Les choses de la vie s'estompent. L'essentiel est scanné et absorbé. L'équilibre recherché entre le corps et l'esprit sur le point d’aboutir. Le sens du devoir est compris et les responsabilités prises. On a cessé d'être déboussolé et nerveux. Le sourire prend le dessus sur le grincement de dents. La révolution du dedans ouvre les yeux et chasse la colère de l’esprit. On n'est plus le centre, ni le point culminant et encore moins le firmament. Seulement un grain de sable dans l’univers. Un voyageur qui est tombé amoureux de l’autre et qui se découvre. C'est le retour aux sources pour l’agnostique, voir l'apocatastase pour le croyant. Comprendre que le tout est dans le tout. La peur s’est envolée comme une colombe parce que sa place est ailleurs. Lentement la paix s’installe en moi. Bref, ma fille grandit et je suis uni.
Ma fille grandit et je vieillis.
Le temps se faufile telle une anguille dans mon corps et mon esprit. Au même rythme que le sang, ne connaissant pas de temps mort. Mes cellules vieillissent et se meurent. Les cheveux blancs envahissent ma personne. Les attentes ne sont pas les mêmes. Les centres d’intérêts divergent. Papa ne comprend pas ce nouveau monde virtuel. L’époque et sa superficialité me disent merde ! Comme une denrée périssable, je semble m’approcher de ma date d’expiration. Ma fille me perçoit ou m’accuse par moment d’être un réactionnaire. Mon regard sur ma fille devient une succession de polaroïds. Que le temps va voiler sans état d'âmes. Piètre photographe, je manque parfois de concentration et rate la photo. L’espace d’un instant, c’est déjà une autre personne. Bref, ma fille grandit et je vieillis.

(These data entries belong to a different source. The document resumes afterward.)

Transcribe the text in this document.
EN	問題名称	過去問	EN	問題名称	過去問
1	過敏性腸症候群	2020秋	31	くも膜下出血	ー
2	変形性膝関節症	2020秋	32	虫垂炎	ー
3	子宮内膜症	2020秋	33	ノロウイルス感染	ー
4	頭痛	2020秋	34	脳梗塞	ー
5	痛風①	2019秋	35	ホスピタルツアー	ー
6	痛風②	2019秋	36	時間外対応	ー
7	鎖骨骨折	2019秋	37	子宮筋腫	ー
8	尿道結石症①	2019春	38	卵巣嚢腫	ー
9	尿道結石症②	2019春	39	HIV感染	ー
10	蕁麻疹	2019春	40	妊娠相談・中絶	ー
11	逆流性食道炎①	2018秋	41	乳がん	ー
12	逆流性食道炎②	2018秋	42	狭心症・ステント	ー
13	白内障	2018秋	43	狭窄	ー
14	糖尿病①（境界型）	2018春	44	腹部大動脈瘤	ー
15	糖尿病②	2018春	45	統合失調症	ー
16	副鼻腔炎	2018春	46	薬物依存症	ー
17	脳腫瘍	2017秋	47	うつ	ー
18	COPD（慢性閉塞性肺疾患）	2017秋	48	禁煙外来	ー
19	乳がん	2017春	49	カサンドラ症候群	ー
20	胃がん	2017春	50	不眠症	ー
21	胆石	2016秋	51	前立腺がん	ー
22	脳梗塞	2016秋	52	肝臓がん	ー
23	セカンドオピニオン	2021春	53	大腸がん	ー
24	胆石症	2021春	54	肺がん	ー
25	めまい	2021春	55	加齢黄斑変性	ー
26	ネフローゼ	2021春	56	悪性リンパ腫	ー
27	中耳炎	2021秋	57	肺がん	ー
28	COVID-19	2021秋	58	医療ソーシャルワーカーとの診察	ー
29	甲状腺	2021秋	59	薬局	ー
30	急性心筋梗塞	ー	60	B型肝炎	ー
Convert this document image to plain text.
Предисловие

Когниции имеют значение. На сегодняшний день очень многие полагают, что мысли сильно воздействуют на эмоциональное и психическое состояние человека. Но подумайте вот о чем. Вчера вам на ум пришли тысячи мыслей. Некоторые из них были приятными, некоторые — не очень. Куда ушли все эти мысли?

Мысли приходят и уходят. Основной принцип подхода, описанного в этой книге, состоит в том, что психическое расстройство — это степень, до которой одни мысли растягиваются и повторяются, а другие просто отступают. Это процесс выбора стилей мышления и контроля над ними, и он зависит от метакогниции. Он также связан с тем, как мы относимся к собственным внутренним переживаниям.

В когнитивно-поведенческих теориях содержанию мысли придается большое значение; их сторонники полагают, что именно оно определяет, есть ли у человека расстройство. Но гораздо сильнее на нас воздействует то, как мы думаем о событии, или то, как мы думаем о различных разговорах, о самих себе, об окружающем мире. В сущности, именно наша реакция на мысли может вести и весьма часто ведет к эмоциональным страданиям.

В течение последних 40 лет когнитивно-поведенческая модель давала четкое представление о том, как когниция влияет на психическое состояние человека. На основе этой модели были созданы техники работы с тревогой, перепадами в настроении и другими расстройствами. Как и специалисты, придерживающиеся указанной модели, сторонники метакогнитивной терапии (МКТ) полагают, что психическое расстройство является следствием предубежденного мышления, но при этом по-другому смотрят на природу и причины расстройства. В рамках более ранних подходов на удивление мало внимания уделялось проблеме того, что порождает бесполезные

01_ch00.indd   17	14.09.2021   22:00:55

Ma fille grandit et je finis.
Tout ce qui est composé est appelé à se décomposer. Il y a un début et une fin. Entre les deux beaucoup d’illusions et de confusions. Rien n’était clair, la vie avait été loin d’être un long fleuve tranquille. Pourtant, j’ai nagé et j’ai bu la tasse. J’ai failli me noyer plusieurs fois, et j’ai broyé du métis. Par contre, je n’ai jamais renoncé même si j’ai souvent douté. J’ai sublimé la vie comme étant le fleuve de la lumière et de l’amour. J’ai pleuré, mais plus rigolé. Ma fille grandit et la vie continue. La vie est un voyage, d’ailleurs tout est voyage, tout comme voir sa vie finir. Je ne vois rien dans cette démarche de glauque. Si ce n’est le constat que le mouvement de nos vies est créateur de vies et de magnifiques liens. En avoir conscience à un moment de sa vie n’est que justice. La vérité de nos existences n’est ni belle, ni laide, car elle est action. Bref, ma fille grandit et tranquille je finis sans crainte.